Читаем Алексей Федорович Лосев. Записи бесед полностью

24. 5. 1988. Звонит Валентина Ильинична Постовалова. Алексей Федорович умер в 5. 30. Последний раз она его видела в пятницу 20, достала лекарства для печени. Она не заметила, чтобы он нуждался в кислородной подушке. Он был в ясном сознании. Начал с расспросов о Солнцеве, их новом директоре в Институте языкознания. С обычных жалоб о непечатании. Она захотела его перебить, стала говорить о выступлении священника в Доме художника. Священник был в светском или в облачении, спросил Лосев. В рясе; и Валя стала говорить о подобных случаях, с увлечением. Ему, ей показалось, было очень интересно слушать, он улыбался во весь рот. Но я лично не думаю, чтобы она могла заметить и распознать, преодолел ли он свое вечное недоверие. Час шел такой разговор; Валя пользовалась тем, что А. А. Тахо-Годи была на кухне. Она потом пошла с обычными речами — декламациями — что Алексею Федоровичу надо отдохнуть, сколько людей хотят от него интервью, как много он должен написать, прежде всего о крещении Руси. «Ну, иди, Валентина; я устал».

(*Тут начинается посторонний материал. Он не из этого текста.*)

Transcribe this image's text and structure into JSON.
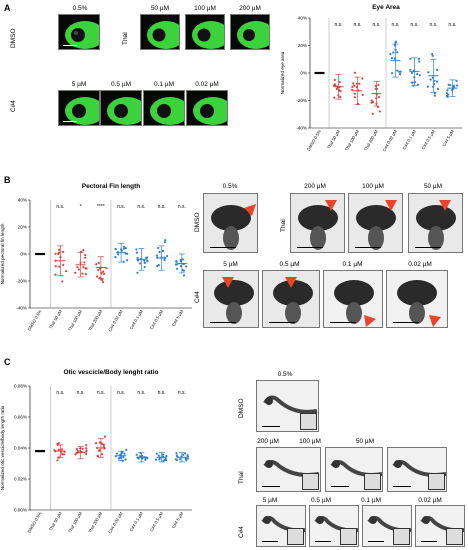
{
  "panels": {
    "A": {
      "label": "A",
      "rows": [
        "DMSO",
        "Thal",
        "C#4"
      ],
      "image_labels": [
        "0.5%",
        "50 µM",
        "100 µM",
        "200 µM",
        "5 µM",
        "0.5 µM",
        "0.1 µM",
        "0.02 µM"
      ],
      "chart_title": "Eye Area",
      "ylabel": "Normalized eye area"
    },
    "B": {
      "label": "B",
      "rows": [
        "DMSO",
        "Thal",
        "C#4"
      ],
      "image_labels": [
        "0.5%",
        "200 µM",
        "100 µM",
        "50 µM",
        "5 µM",
        "0.5 µM",
        "0.1 µM",
        "0.02 µM"
      ],
      "chart_title": "Pectoral Fin length",
      "ylabel": "Normalized pectoral fin length"
    },
    "C": {
      "label": "C",
      "rows": [
        "DMSO",
        "Thal",
        "C#4"
      ],
      "image_labels": [
        "0.5%",
        "200 µM",
        "100 µM",
        "50 µM",
        "5 µM",
        "0.5 µM",
        "0.1 µM",
        "0.02 µM"
      ],
      "chart_title": "Otic vescicle/Body lenght ratio",
      "ylabel": "Normalized otic vescicle/body length ratio"
    }
  },
  "chart_data": [
    {
      "type": "scatter",
      "title": "Eye Area",
      "ylabel": "Normalized eye area",
      "categories": [
        "DMSO 0.5%",
        "Thal 50 µM",
        "Thal 100 µM",
        "Thal 200 µM",
        "C#4 0.02 µM",
        "C#4 0.1 µM",
        "C#4 0.5 µM",
        "C#4 5 µM"
      ],
      "yticks": [
        "40%",
        "20%",
        "0%",
        "-20%",
        "-40%"
      ],
      "ylim": [
        -40,
        40
      ],
      "means": [
        0,
        -10,
        -13,
        -15,
        9,
        1,
        -2,
        -11
      ],
      "sd": [
        0,
        9,
        10,
        9,
        12,
        10,
        12,
        6
      ],
      "significance": [
        "",
        "n.s.",
        "n.s.",
        "n.s.",
        "n.s.",
        "n.s.",
        "n.s.",
        "n.s."
      ],
      "series_colors": [
        "#000000",
        "#d9453f",
        "#d9453f",
        "#d9453f",
        "#2f7ed8",
        "#2f7ed8",
        "#2f7ed8",
        "#2f7ed8"
      ]
    },
    {
      "type": "scatter",
      "title": "Pectoral Fin length",
      "ylabel": "Normalized pectoral fin length",
      "categories": [
        "DMSO 0.5%",
        "Thal 50 µM",
        "Thal 100 µM",
        "Thal 200 µM",
        "C#4 0.02 µM",
        "C#4 0.1 µM",
        "C#4 0.5 µM",
        "C#4 5 µM"
      ],
      "yticks": [
        "40%",
        "20%",
        "0%",
        "-20%",
        "-40%"
      ],
      "ylim": [
        -40,
        40
      ],
      "means": [
        0,
        -5,
        -8,
        -10,
        1,
        -4,
        -3,
        -7
      ],
      "sd": [
        0,
        11,
        9,
        8,
        7,
        8,
        9,
        7
      ],
      "significance": [
        "",
        "n.s.",
        "*",
        "****",
        "n.s.",
        "n.s.",
        "n.s.",
        "n.s."
      ],
      "series_colors": [
        "#000000",
        "#d9453f",
        "#d9453f",
        "#d9453f",
        "#2f7ed8",
        "#2f7ed8",
        "#2f7ed8",
        "#2f7ed8"
      ]
    },
    {
      "type": "scatter",
      "title": "Otic vescicle/Body lenght ratio",
      "ylabel": "Normalized otic vescicle/body length ratio",
      "categories": [
        "DMSO 0.5%",
        "Thal 50 µM",
        "Thal 100 µM",
        "Thal 200 µM",
        "C#4 0.02 µM",
        "C#4 0.1 µM",
        "C#4 0.5 µM",
        "C#4 5 µM"
      ],
      "yticks": [
        "0.08%",
        "0.06%",
        "0.04%",
        "0.02%",
        "0.00%"
      ],
      "ylim": [
        0,
        0.08
      ],
      "means": [
        0.038,
        0.038,
        0.037,
        0.04,
        0.035,
        0.034,
        0.034,
        0.034
      ],
      "sd": [
        0,
        0.004,
        0.004,
        0.006,
        0.003,
        0.003,
        0.003,
        0.003
      ],
      "significance": [
        "",
        "n.s.",
        "n.s.",
        "n.s.",
        "n.s.",
        "n.s.",
        "n.s.",
        "n.s."
      ],
      "series_colors": [
        "#000000",
        "#d9453f",
        "#d9453f",
        "#d9453f",
        "#2f7ed8",
        "#2f7ed8",
        "#2f7ed8",
        "#2f7ed8"
      ]
    }
  ]
}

Сегодня утром Аза Алибековна услышала неладное, а спала — к удивлению Ренаты — отдельно. Пришла. Он просил «посадить». Как-то посадила. Он лепетал имена ее и Валентины, «как ребенок», не различая ее, «очень хорошую женщину», и Азу. Он лепетал, т. е. твердя сквозь за 45 лет осевшую в душе «Азу» — давнюю Валентину.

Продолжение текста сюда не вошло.